Published online Jan 27, 2019. doi: 10.4240/wjgs.v11.i1.11
Peer-review started: November 27, 2018
First decision: December 10, 2018
Revised: December 17, 2018
Accepted: December 29, 2018
Article in press: December 30, 2018
Published online: January 27, 2019
Liver transplant (LT) is the primary treatment for patients with end-stage liver disease. About 25000 LTs are performed annually in the world. The potential for intraoperative bleeding is quite variable. However, massive bleeding is common and requires blood transfusion. Allogeneic blood transfusion has an immunosuppressive effect and an impact on recipient survival, in addition to the risk of transmission of viral infections and transfusion errors, among others. Techniques to prevent excessive bleeding or to use autologous blood have been proposed to minimize the negative effects of allogeneic blood transfusion. Intraoperative reinfusion of autologous blood is possible through previous self-donation or blood collected during the operation. However, LT does not normally allow autologous transfusion by prior self-donation.
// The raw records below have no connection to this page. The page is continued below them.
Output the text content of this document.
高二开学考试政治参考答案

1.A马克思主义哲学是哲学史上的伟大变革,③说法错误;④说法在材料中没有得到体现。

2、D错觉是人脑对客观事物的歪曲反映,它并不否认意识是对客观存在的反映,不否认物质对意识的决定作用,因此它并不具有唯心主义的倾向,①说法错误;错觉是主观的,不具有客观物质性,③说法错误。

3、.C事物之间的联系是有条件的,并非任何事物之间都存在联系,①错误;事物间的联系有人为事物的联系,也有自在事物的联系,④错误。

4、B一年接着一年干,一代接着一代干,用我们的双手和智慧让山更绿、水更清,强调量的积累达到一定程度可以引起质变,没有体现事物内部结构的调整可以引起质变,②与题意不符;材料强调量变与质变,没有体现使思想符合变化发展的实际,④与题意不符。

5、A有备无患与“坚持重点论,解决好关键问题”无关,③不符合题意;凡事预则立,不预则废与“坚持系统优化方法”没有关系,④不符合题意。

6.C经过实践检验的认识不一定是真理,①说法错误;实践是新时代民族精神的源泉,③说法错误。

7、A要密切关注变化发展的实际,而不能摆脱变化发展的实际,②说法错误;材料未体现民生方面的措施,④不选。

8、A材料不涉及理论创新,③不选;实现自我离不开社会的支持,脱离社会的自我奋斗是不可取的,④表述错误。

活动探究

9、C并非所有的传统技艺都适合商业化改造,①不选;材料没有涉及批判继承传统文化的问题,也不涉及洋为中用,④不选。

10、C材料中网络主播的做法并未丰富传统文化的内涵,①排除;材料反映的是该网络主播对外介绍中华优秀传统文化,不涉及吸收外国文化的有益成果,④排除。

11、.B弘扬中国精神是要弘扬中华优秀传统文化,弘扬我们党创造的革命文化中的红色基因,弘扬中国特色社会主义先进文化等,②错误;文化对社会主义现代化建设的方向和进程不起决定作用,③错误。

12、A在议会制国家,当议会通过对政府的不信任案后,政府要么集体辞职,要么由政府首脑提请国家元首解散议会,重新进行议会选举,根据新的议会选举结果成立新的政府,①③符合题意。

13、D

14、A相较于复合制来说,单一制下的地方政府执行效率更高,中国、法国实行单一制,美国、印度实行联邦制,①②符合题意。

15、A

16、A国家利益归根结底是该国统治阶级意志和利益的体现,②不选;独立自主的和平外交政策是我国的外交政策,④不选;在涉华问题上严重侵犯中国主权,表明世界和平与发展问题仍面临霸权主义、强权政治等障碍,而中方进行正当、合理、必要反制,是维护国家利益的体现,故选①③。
Hence, using autologous blood collected intraoperatively is the most feasible option. The use of intraoperative blood salvage autotransfusion (IBSA) minimizes the perioperative use of allogeneic blood, preventing negative transfusion effects without negatively impacting other clinical outcomes. The use of IBSA in patients with cancer is still a matter of debate due to the theoretical risk of reinfusion of tumor cells. However, studies have demonstrated the safety of IBSA in several surgical procedures, including LT for hepatocellular carcinoma. Considering the literature available to date, we can state that IBSA should be routinely used in LT, both in patients with cancer and in patients with benign diseases.
Core tip: Intraoperative blood salvage autotransfusion is routinely used in liver transplant. In this article, we review its indications and contraindications, advantages and disadvantages, and cost-effectiveness.